When to Use Audio Descriptions

Audio descriptions usually cost much more than captioning because the "describers" are usually experienced writers and researchers. Audio description requires both writing and voice talent specialized to audio descriptions.

An estimated 10 million Americans are blind or low vision, and audio descriptions are being demanded more frequently by consumers now that DVD technology makes audio descriptions available as an alternative audio track. Audio description should be used whenever an audience is blind, has poor vision, or cannot access the video portion of a multimedia presentation.

When to Use Text Video

Text video, which commits both audio and video to text, can be used to translate multimedia for deaf or blind users. Text video also may be a good choice when the cost of audio descriptions is prohibitive.

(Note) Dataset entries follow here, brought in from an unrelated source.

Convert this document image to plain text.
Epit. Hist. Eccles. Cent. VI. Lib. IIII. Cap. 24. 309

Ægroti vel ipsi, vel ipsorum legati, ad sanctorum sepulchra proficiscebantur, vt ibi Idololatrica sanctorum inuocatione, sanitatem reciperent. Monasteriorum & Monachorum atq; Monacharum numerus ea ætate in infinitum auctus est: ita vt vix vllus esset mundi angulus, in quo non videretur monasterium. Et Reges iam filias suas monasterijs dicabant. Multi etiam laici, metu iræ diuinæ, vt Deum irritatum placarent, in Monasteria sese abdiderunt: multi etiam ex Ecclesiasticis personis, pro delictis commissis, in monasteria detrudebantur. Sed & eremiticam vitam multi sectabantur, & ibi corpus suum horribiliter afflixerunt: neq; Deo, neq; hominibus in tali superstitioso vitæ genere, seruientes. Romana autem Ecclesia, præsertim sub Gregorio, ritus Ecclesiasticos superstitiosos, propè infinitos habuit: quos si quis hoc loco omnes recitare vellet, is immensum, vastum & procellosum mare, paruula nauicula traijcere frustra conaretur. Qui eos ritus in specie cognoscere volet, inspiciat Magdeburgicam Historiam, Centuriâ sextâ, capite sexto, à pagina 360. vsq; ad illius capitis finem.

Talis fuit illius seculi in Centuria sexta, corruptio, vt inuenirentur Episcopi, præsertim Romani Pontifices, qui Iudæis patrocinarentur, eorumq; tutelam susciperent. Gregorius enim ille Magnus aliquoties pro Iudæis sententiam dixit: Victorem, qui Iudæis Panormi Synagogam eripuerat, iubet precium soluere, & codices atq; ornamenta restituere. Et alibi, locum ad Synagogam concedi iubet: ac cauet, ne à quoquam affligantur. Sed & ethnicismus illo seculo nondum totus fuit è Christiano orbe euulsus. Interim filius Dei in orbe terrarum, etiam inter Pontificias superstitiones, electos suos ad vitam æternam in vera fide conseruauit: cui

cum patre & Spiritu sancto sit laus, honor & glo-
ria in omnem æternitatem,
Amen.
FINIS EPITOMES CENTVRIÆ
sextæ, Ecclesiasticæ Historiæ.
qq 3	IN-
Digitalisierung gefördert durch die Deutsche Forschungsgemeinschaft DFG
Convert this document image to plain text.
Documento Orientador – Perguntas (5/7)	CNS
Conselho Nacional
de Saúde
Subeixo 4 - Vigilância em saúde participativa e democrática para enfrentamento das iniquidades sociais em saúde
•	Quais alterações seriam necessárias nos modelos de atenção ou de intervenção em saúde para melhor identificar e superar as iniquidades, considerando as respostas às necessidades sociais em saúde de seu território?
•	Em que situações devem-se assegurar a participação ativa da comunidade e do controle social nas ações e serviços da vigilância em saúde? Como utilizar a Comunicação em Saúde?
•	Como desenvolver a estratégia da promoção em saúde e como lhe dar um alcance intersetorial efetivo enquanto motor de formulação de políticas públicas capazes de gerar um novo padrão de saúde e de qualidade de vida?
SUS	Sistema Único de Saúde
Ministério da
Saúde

Text video is easier to create if the media you want to transcribe already has a written script — for example, a conference report or speech. In this case, you simply have to add audio descriptions (in text form). Because you do not have to create an additional audio track and add it to the multimedia presentation, generally, text video may cost less than audio description.

PC Multimedia and Accessibility

Closed captions and audio descriptions are different from other media tracks in a multimedia production because they essentially translate or augment that production. In a typical production model, they are created at the very end of the process. (For example, subtitles are added to a movie only after it is completed.) In this sense, they are unlike other text elements in a media production. In practice, to attempt to integrate captions into an existing, fully synchronized SMIL 2.0 media file is sometimes costly. In contrast, a SAMI document contains only closed captions text; it can be edited separately from the media file and requires fewer programming skills.